On 6/13/07 10:19 PM, "Alen Peacock" <[EMAIL PROTECTED]> wrote:

> [...]  
> What does this have to do with FEC vs. replication?  It has
*everything* to do
> with FEC vs. replication.  In the remote backup
scenario, the biggest
> bottleneck for most users is still the network.
Taking several days to backup
> a few GB of data will always make the
user feel better than taking weeks.  And
> that is what FEC gives you
over replication (as zooko already effectively
> pointed out).


Actually, I do not think you are correct in this statement.  If we are
comparing a FEC backup that encodes to 4x original data and a 4x replication
among peers the simple "push from one node" strategy does make the two into
equivalent operations, but replication has one advantage over FEC that
should not be dismissed given the current bandwidth asymmetry that most
users face.

Take a simple scenario where one user on a DSL/cable line is participating
in a network with 8 other peers (also on DSL/cable connections) and we are
trying to compare sending either a FEC encoded chunk of data (4x data
expansion) among the 8 peers or a non-encoded chunk of data that will be
replicated among 4 of the 8 nodes.  The FEC data publication will require 4x
the amount of time, while the replication system will only need 1x time to
get the bits off the local system.  While the replication system is pushing
different chunks of the file to its 4 peers those peers can themselves be
sharing what they receive with the other nodes; BitTorrent is a simple
example of such a strategy that most people are familiar with.

If each of the nodes in this example have the same bandwidth asymmetry then
when the data publisher finishes pushing the last source bits the
replicating peers will take 2x more time to finish synchronizing their
blocks, the replication system publisher could disconnect after sending 1x
and eventually the background sync process would get the 4x replication (to
continue with the BitTorrent metaphors, when the seeder disappears the
leechers can still share bits and can get a complete sync even if no one has
a complete copy when the seeder disconnects.)

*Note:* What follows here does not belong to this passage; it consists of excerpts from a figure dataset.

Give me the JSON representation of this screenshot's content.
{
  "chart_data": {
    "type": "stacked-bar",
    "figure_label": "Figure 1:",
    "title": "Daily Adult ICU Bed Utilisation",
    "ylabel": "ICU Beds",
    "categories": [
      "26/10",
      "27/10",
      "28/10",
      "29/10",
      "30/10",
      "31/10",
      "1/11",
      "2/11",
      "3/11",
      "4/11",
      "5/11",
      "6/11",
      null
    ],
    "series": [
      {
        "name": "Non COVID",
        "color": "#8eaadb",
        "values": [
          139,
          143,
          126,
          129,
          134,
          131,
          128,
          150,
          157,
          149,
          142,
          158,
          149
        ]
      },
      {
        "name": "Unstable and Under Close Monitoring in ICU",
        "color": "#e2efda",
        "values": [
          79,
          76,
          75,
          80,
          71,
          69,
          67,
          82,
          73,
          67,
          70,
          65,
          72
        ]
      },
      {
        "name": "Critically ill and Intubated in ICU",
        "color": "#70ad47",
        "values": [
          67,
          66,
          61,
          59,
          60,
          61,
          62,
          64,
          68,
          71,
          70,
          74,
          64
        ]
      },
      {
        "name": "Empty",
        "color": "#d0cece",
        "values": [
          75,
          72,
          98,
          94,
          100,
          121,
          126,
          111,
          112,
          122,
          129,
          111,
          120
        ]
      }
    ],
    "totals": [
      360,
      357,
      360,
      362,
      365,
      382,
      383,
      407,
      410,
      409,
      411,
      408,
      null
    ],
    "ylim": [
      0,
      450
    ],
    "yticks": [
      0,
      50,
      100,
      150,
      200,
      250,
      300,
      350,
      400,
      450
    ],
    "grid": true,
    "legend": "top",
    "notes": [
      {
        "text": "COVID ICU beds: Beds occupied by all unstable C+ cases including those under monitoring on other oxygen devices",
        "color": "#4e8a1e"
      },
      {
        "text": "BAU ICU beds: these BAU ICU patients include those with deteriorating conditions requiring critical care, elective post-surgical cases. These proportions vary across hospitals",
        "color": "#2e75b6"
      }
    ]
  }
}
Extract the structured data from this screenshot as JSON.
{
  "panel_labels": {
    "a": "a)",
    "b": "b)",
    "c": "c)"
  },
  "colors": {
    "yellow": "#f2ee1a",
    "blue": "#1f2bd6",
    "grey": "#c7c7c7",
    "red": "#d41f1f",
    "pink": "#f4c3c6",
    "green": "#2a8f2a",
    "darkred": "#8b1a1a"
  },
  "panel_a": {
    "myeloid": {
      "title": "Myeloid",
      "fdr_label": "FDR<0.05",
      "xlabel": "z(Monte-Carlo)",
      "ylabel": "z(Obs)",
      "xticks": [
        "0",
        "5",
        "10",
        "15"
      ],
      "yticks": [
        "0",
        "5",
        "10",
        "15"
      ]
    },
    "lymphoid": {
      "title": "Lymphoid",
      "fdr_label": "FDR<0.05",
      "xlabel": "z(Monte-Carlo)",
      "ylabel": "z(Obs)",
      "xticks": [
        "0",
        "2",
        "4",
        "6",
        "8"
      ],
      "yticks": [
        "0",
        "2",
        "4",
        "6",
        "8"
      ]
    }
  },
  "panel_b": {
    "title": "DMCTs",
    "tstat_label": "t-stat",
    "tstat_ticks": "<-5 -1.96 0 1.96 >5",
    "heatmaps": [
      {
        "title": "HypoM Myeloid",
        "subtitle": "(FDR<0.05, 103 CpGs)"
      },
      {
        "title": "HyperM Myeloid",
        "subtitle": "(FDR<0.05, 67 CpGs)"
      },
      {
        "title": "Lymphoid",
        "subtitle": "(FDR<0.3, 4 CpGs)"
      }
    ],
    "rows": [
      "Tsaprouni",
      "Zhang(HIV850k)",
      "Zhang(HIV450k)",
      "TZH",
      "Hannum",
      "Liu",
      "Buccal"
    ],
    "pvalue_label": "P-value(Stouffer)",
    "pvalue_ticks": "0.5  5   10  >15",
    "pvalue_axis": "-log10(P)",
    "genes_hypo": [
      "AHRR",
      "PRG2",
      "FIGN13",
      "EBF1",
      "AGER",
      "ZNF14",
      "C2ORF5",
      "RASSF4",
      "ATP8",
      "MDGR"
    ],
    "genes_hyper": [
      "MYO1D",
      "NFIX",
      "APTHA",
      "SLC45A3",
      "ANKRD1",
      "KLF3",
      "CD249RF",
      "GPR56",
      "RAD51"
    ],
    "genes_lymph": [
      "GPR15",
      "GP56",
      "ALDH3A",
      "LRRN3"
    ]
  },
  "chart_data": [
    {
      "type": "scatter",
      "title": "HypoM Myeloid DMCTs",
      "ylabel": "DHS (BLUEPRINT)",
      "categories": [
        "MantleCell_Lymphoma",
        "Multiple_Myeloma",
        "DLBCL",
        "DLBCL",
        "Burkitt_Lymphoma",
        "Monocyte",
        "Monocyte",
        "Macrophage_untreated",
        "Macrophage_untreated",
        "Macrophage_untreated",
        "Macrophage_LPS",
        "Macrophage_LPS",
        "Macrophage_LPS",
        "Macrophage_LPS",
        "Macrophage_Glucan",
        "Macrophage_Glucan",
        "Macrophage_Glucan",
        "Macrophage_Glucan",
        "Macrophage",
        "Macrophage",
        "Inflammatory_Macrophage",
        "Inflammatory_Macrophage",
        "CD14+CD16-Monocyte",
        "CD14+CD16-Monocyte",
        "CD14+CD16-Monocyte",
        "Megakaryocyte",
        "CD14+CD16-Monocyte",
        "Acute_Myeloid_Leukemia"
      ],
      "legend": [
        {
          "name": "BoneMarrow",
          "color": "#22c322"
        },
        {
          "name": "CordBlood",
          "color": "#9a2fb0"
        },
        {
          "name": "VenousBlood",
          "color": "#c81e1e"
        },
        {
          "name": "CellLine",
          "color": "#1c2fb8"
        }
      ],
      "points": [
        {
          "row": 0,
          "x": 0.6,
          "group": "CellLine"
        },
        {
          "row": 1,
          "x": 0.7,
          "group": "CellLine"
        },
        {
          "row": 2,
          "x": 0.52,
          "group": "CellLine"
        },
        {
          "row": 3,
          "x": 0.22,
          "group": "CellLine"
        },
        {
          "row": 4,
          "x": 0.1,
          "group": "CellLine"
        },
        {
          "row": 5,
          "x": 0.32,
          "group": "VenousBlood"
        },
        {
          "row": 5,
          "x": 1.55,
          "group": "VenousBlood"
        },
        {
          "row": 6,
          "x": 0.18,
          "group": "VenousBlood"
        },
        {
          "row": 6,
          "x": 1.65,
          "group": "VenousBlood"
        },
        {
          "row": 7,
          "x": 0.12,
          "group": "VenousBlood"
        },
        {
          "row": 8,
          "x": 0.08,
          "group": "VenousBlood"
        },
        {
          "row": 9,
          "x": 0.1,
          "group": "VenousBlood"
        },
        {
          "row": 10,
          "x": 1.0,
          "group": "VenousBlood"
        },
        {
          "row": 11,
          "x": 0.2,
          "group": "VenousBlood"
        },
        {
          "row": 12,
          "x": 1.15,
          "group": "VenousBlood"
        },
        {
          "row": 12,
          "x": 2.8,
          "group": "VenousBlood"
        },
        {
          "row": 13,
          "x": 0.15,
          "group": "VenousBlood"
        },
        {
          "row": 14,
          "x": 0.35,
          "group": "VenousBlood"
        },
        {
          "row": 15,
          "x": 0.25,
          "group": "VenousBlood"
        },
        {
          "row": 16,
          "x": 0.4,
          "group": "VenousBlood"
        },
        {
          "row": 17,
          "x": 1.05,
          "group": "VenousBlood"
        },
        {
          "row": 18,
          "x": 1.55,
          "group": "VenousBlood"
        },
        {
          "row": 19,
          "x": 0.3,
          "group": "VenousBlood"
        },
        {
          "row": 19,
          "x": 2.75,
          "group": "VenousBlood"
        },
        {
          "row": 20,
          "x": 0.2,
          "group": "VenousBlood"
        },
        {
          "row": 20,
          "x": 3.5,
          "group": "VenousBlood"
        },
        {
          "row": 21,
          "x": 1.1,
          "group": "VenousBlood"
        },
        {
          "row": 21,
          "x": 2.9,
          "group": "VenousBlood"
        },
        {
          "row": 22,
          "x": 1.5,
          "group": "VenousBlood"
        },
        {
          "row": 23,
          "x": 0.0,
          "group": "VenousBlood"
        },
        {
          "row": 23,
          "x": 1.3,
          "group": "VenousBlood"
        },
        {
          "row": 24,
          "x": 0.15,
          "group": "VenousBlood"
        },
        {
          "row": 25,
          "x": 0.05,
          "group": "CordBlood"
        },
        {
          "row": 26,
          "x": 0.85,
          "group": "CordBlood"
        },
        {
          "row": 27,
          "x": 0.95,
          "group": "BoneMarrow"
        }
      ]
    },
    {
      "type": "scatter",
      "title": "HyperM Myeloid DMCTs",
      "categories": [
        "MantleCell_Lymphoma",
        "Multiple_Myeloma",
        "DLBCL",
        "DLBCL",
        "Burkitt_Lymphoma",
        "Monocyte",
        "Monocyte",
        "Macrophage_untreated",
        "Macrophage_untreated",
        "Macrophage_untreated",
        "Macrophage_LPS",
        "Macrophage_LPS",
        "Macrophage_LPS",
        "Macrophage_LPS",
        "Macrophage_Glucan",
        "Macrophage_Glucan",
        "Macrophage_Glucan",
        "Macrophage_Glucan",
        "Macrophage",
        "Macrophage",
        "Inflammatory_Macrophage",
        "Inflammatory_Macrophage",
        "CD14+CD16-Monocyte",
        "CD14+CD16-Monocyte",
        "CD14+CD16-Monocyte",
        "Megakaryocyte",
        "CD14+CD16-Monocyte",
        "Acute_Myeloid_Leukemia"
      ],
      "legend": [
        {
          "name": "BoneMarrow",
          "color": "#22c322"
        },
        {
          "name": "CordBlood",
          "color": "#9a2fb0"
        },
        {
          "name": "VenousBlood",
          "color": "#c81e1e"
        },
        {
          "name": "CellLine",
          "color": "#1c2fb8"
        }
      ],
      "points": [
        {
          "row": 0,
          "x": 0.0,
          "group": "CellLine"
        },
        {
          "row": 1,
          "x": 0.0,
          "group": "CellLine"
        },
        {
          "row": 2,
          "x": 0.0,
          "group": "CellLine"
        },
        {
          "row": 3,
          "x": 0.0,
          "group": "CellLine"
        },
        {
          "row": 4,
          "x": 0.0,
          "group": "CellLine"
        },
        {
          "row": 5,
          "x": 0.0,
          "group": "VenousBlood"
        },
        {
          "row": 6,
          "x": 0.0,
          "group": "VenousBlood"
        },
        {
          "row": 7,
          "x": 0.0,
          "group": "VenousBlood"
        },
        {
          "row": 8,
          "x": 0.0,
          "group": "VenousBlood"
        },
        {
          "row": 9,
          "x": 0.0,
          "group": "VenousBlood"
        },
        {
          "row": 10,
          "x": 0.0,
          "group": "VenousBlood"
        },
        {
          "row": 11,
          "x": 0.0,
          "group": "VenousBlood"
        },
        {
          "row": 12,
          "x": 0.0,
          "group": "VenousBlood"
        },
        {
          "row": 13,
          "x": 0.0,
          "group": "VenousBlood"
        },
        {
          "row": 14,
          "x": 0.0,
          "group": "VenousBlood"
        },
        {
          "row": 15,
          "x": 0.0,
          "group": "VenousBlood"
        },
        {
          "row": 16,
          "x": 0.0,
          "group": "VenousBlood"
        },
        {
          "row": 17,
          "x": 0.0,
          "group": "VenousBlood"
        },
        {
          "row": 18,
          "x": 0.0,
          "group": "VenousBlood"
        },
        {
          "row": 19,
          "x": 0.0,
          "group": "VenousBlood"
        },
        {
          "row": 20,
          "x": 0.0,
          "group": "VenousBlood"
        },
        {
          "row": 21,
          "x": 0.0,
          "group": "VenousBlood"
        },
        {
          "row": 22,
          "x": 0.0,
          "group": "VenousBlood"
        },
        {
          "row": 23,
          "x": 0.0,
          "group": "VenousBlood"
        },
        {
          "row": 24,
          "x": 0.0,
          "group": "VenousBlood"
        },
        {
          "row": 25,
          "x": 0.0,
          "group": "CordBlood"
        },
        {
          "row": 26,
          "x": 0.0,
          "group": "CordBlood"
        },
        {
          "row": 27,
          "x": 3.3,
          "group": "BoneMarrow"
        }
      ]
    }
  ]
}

In a sufficiently complicated FEC system the peers could perform this
background sync operation by downloading the bits necessary to reconstruct a
missing error correction block and then resending it out to the peers, but
the additional download steps this requires eats into efficiency.  With a
rateless codec you could avoid the extra complicated steps to perform this
background sync, but you would trade simplicity in the sync step for
additional complexity in the "find the blocks we need to reconstruct this
file" step.

The actual advantage FEC brings is in the data retrieval step, since you can
take advantage of a larger number of upstream connections to get your bits
back.  In the simple scenario I outlined previously it would be possible to
get a 2x speedup in the download process by taking advantage of the upstream
bandwidth of all 8 nodes instead of only being able to use 4 upstream pipes
in the replicated system.  The minor disadvantage here is that publication
is something peers in a backup system do all the time, while data retrieval
is a relatively infrequent operation.